Successful project management for Arctic projects demands an operating framework focused on six essential pillars:
- Investment and business planning
- Governance and oversight
- Organizational structure and performance metrics
- Financial structuring
- Approvals and social licence,
- Delivery and risk management.
Good governance is crucial for major project success. Good governance means looking at the entire project, ensuring decisions are made by the right people at the right time and with the right information. It establishes clear accountability, authority, and issue-escalation protocols, defines roles and responsibilities, and embeds oversight and reporting mechanisms at all levels to ensure alignment and transparency over the project’s entire lifespan.
Although Bill C-5 streamlines federal regulation, project owners still face a multi-regulator, multi-permit ecosystem. They will dedicate resources and attention to early-phase activities – front-loading efforts – to establish a robust foundation for project success.
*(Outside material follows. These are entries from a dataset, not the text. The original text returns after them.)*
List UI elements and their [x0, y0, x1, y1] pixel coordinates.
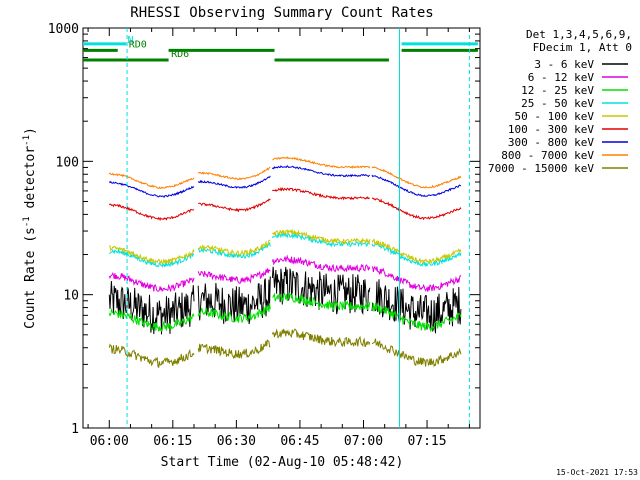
state-bar-label: N [127, 35, 133, 46]
state-bar-label: RD0 [129, 39, 147, 50]
x-axis-ticks: 06:00 06:15 06:30 06:45 07:00 07:15 [87, 28, 470, 449]
legend-entry-label: 100 - 300 keV [508, 123, 594, 136]
series-layer [108, 156, 462, 369]
x-tick-label: 06:30 [217, 434, 256, 449]
legend-entry-label: 12 - 25 keV [521, 84, 594, 97]
series-line [108, 156, 462, 189]
y-tick-label: 100 [56, 155, 79, 170]
chart-title: RHESSI Observing Summary Count Rates [130, 5, 433, 21]
legend-entry-label: 800 - 7000 keV [501, 149, 594, 162]
y-axis-label-sup2: -1 [22, 135, 32, 146]
y-axis-ticks: 1 10 100 1000 [48, 22, 480, 437]
y-tick-label: 1 [71, 422, 79, 437]
legend-header-line-1: Det 1,3,4,5,6,9, [526, 28, 632, 41]
y-tick-label: 10 [63, 289, 79, 304]
series-line [108, 328, 462, 369]
series-line [108, 292, 462, 333]
y-axis-label-end: ) [23, 127, 38, 135]
plot-border [82, 27, 481, 429]
plot-frame [82, 27, 481, 429]
series-line [108, 228, 462, 265]
series-line [108, 266, 462, 335]
series-line [108, 164, 462, 198]
x-tick-label: 06:00 [90, 434, 129, 449]
x-axis-label: Start Time (02-Aug-10 05:48:42) [161, 455, 404, 470]
state-change-lines [126, 28, 470, 428]
y-axis-label-sup1: -1 [22, 216, 32, 227]
x-tick-label: 07:00 [344, 434, 383, 449]
y-axis-label-mid: detector [23, 146, 38, 217]
legend: Det 1,3,4,5,6,9, FDecim 1, Att 0 3 - 6 k… [488, 28, 632, 175]
legend-entry-label: 300 - 800 keV [508, 136, 594, 149]
series-line [108, 254, 462, 293]
legend-entry-label: 6 - 12 keV [528, 71, 595, 84]
legend-header-line-2: FDecim 1, Att 0 [533, 41, 632, 54]
series-line [108, 186, 462, 222]
legend-entry-label: 25 - 50 keV [521, 97, 594, 110]
y-tick-label: 1000 [48, 22, 79, 37]
y-axis-label-main: Count Rate (s [23, 227, 38, 329]
x-tick-label: 06:45 [280, 434, 319, 449]
x-tick-label: 06:15 [153, 434, 192, 449]
y-axis-label: Count Rate (s-1 detector-1) [22, 127, 38, 329]
legend-entry-label: 50 - 100 keV [515, 110, 595, 123]
legend-entry-label: 7000 - 15000 keV [488, 162, 594, 175]
legend-entry-label: 3 - 6 keV [534, 58, 594, 71]
x-tick-label: 07:15 [407, 434, 446, 449]
state-bar-label: RD6 [171, 49, 189, 60]
footer-date: 15-Oct-2021 17:53 [556, 468, 638, 477]
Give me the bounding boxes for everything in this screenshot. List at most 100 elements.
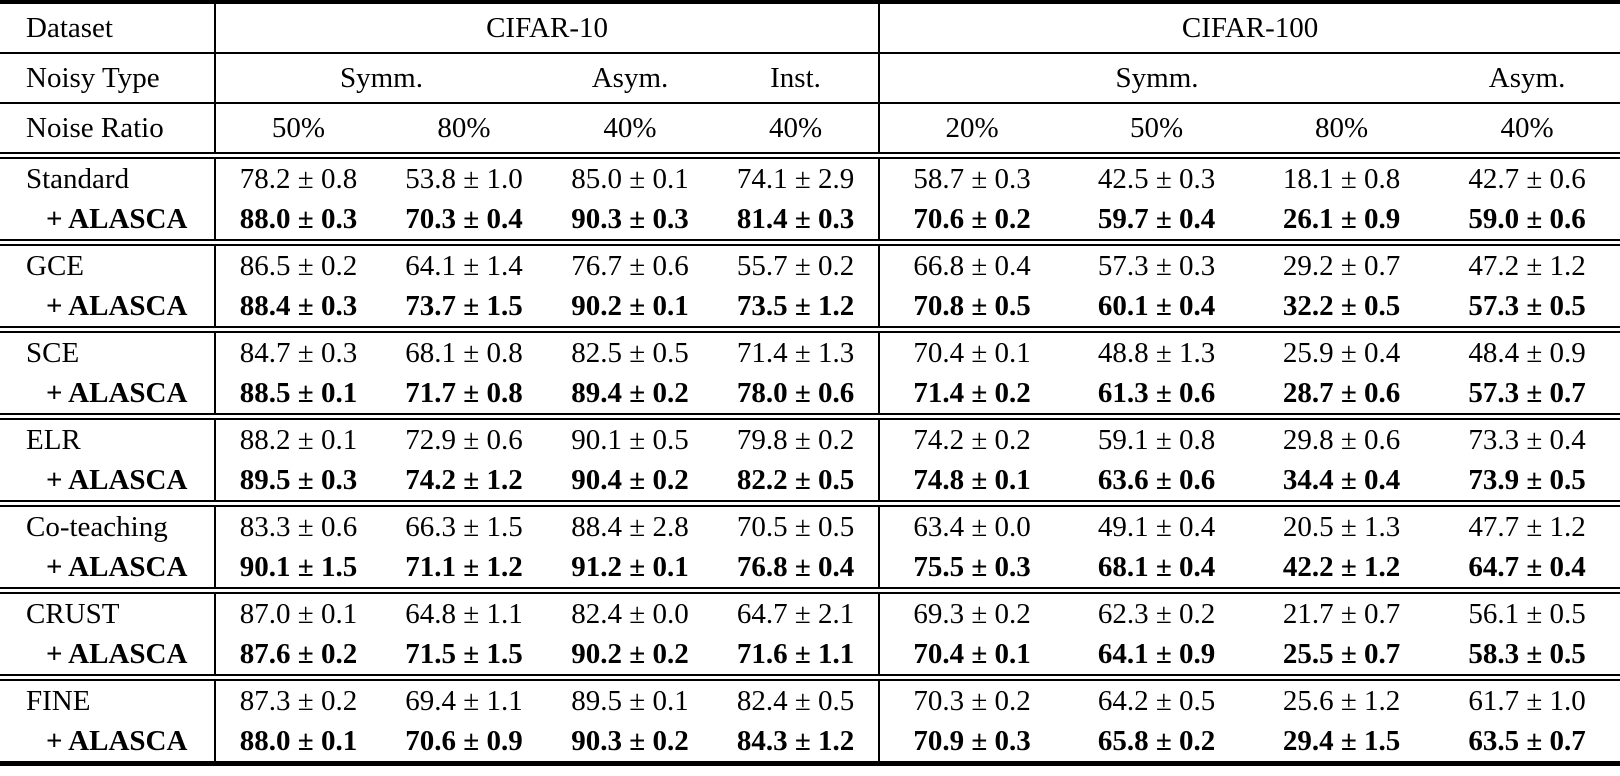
method-name-cell: SCE — [26, 336, 80, 369]
value-cell: 89.4 ± 0.2 — [571, 376, 689, 409]
value-cell: 69.3 ± 0.2 — [878, 590, 1065, 634]
value-cell: 88.4 ± 0.3 — [214, 286, 381, 330]
cifar100-group-header: CIFAR-100 — [878, 2, 1620, 54]
value-cell: 64.1 ± 1.4 — [405, 249, 523, 282]
noisy-type-header-row: Noisy Type Symm. Asym. Inst. Symm. Asym. — [0, 53, 1620, 104]
noise-ratio-cell: 80% — [1249, 103, 1435, 159]
value-cell: 70.4 ± 0.1 — [878, 634, 1065, 678]
value-cell: 63.6 ± 0.6 — [1097, 463, 1216, 496]
value-cell: 75.5 ± 0.3 — [878, 547, 1065, 591]
method-name-cell: Co-teaching — [26, 510, 168, 543]
alasca-label-cell: + ALASCA — [46, 289, 188, 322]
value-cell: 42.5 ± 0.3 — [1097, 162, 1216, 195]
value-cell: 73.9 ± 0.5 — [1468, 463, 1586, 496]
value-cell: 63.5 ± 0.7 — [1468, 724, 1586, 757]
value-cell: 64.8 ± 1.1 — [405, 597, 523, 630]
method-block: GCE 86.5 ± 0.2 64.1 ± 1.4 76.7 ± 0.6 55.7 ±… — [0, 242, 1620, 330]
value-cell: 60.1 ± 0.4 — [1097, 289, 1216, 322]
method-base-row: ELR 88.2 ± 0.1 72.9 ± 0.6 90.1 ± 0.5 79.8 ±… — [0, 416, 1620, 460]
value-cell: 89.5 ± 0.1 — [571, 684, 689, 717]
alasca-label-cell: + ALASCA — [46, 724, 188, 757]
value-cell: 74.8 ± 0.1 — [878, 460, 1065, 504]
value-cell: 71.5 ± 1.5 — [405, 637, 523, 670]
noise-ratio-cell: 50% — [214, 103, 381, 159]
method-alasca-row: + ALASCA 88.4 ± 0.3 73.7 ± 1.5 90.2 ± 0.1 7… — [0, 286, 1620, 330]
value-cell: 74.2 ± 0.2 — [878, 416, 1065, 460]
method-base-row: FINE 87.3 ± 0.2 69.4 ± 1.1 89.5 ± 0.1 82.4 … — [0, 677, 1620, 721]
value-cell: 64.1 ± 0.9 — [1097, 637, 1216, 670]
alasca-label-cell: + ALASCA — [46, 202, 188, 235]
value-cell: 76.8 ± 0.4 — [736, 550, 855, 583]
value-cell: 59.1 ± 0.8 — [1097, 423, 1216, 456]
value-cell: 29.8 ± 0.6 — [1282, 423, 1401, 456]
alasca-label-cell: + ALASCA — [46, 376, 188, 409]
alasca-label-cell: + ALASCA — [46, 637, 188, 670]
value-cell: 70.3 ± 0.2 — [878, 677, 1065, 721]
value-cell: 90.2 ± 0.2 — [571, 637, 689, 670]
value-cell: 32.2 ± 0.5 — [1282, 289, 1401, 322]
method-alasca-row: + ALASCA 88.0 ± 0.1 70.6 ± 0.9 90.3 ± 0.2 8… — [0, 721, 1620, 764]
value-cell: 62.3 ± 0.2 — [1097, 597, 1216, 630]
value-cell: 70.8 ± 0.5 — [878, 286, 1065, 330]
value-cell: 66.3 ± 1.5 — [405, 510, 523, 543]
noise-ratio-cell: 40% — [713, 103, 880, 159]
value-cell: 42.2 ± 1.2 — [1282, 550, 1401, 583]
value-cell: 64.7 ± 2.1 — [736, 597, 855, 630]
method-name-cell: FINE — [26, 684, 91, 717]
method-base-row: Standard 78.2 ± 0.8 53.8 ± 1.0 85.0 ± 0.1 7… — [0, 155, 1620, 199]
value-cell: 70.3 ± 0.4 — [405, 202, 523, 235]
value-cell: 72.9 ± 0.6 — [405, 423, 523, 456]
value-cell: 34.4 ± 0.4 — [1282, 463, 1401, 496]
value-cell: 86.5 ± 0.2 — [214, 242, 381, 286]
method-block: ELR 88.2 ± 0.1 72.9 ± 0.6 90.1 ± 0.5 79.8 ±… — [0, 416, 1620, 504]
value-cell: 29.4 ± 1.5 — [1282, 724, 1401, 757]
value-cell: 87.6 ± 0.2 — [214, 634, 381, 678]
method-block: SCE 84.7 ± 0.3 68.1 ± 0.8 82.5 ± 0.5 71.4 ±… — [0, 329, 1620, 417]
value-cell: 70.5 ± 0.5 — [736, 510, 855, 543]
value-cell: 21.7 ± 0.7 — [1282, 597, 1401, 630]
value-cell: 49.1 ± 0.4 — [1097, 510, 1216, 543]
value-cell: 71.4 ± 0.2 — [878, 373, 1065, 417]
value-cell: 70.6 ± 0.2 — [878, 199, 1065, 243]
value-cell: 90.4 ± 0.2 — [571, 463, 689, 496]
value-cell: 73.5 ± 1.2 — [736, 289, 855, 322]
value-cell: 59.7 ± 0.4 — [1097, 202, 1216, 235]
value-cell: 90.3 ± 0.3 — [571, 202, 689, 235]
method-name-cell: GCE — [26, 249, 84, 282]
value-cell: 18.1 ± 0.8 — [1282, 162, 1401, 195]
value-cell: 47.7 ± 1.2 — [1468, 510, 1586, 543]
noise-ratio-header-label: Noise Ratio — [0, 103, 215, 159]
value-cell: 57.3 ± 0.3 — [1097, 249, 1216, 282]
value-cell: 53.8 ± 1.0 — [405, 162, 523, 195]
value-cell: 88.2 ± 0.1 — [214, 416, 381, 460]
value-cell: 84.7 ± 0.3 — [214, 329, 381, 373]
alasca-label-cell: + ALASCA — [46, 463, 188, 496]
value-cell: 79.8 ± 0.2 — [736, 423, 855, 456]
method-name-cell: ELR — [26, 423, 81, 456]
value-cell: 48.4 ± 0.9 — [1468, 336, 1586, 369]
value-cell: 88.0 ± 0.3 — [214, 199, 381, 243]
value-cell: 88.0 ± 0.1 — [214, 721, 381, 764]
noise-ratio-cell: 20% — [878, 103, 1065, 159]
value-cell: 26.1 ± 0.9 — [1282, 202, 1401, 235]
method-alasca-row: + ALASCA 90.1 ± 1.5 71.1 ± 1.2 91.2 ± 0.1 7… — [0, 547, 1620, 591]
value-cell: 78.2 ± 0.8 — [214, 155, 381, 199]
value-cell: 25.6 ± 1.2 — [1282, 684, 1401, 717]
method-name-cell: Standard — [26, 162, 130, 195]
value-cell: 90.2 ± 0.1 — [571, 289, 689, 322]
value-cell: 71.7 ± 0.8 — [405, 376, 523, 409]
noise-ratio-cell: 40% — [1434, 103, 1620, 159]
value-cell: 71.6 ± 1.1 — [736, 637, 855, 670]
value-cell: 65.8 ± 0.2 — [1097, 724, 1216, 757]
method-alasca-row: + ALASCA 89.5 ± 0.3 74.2 ± 1.2 90.4 ± 0.2 8… — [0, 460, 1620, 504]
value-cell: 71.1 ± 1.2 — [405, 550, 523, 583]
value-cell: 76.7 ± 0.6 — [571, 249, 689, 282]
cifar10-group-header: CIFAR-10 — [213, 2, 880, 54]
value-cell: 55.7 ± 0.2 — [736, 249, 855, 282]
value-cell: 78.0 ± 0.6 — [736, 376, 855, 409]
value-cell: 61.7 ± 1.0 — [1468, 684, 1586, 717]
value-cell: 82.4 ± 0.0 — [571, 597, 689, 630]
value-cell: 73.7 ± 1.5 — [405, 289, 523, 322]
cifar10-symm-header: Symm. — [214, 53, 547, 104]
value-cell: 74.1 ± 2.9 — [736, 162, 855, 195]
This includes early stakeholder engagement, thorough baseline environmental studies, comprehensive risk planning, alternative assessments to ensure the most feasible and sustainable approach is selected, and clearly defining and justifying the project’s necessity, goals and desired outcomes.
Arctic projects demand strong governance frameworks to manage complexity and risk, integrating clear accountability, oversight, and transparency across federal, territorial/provincial, and Indigenous stakeholders are critical.
Though the $1-billion Arctic Infrastructure Fund is a promising start, predictable funding and innovative models are critical.
Arctic conditions amplify project risks due to melting permafrost, limited labour, extreme cold, and delivering supplies to remote areas. Robust upfront planning, risk management, project controls, scenario planning, and contingency are essential to keep timelines and costs on track.
By implementing agile procurement strategies, modular construction, and advanced technologies like supply chain surveillance tools, organizations can reduce costs, accelerate timelines, and overcome geographical and climatic difficulties.
The referral of the Iqaluit Nukkiksautiit Hydro Project to the Major Projects Office for fast-tracked approval is an important example of a project promoting Arctic sovereignty and defence and building healthy communities with affordable power and energy.
The project, estimated to cost $500 million, helps Iqaluit end its reliance on diesel-powered generators. Right now, the project is wrapping up front-end engineering and design phase, with construction expected to begin in 2028.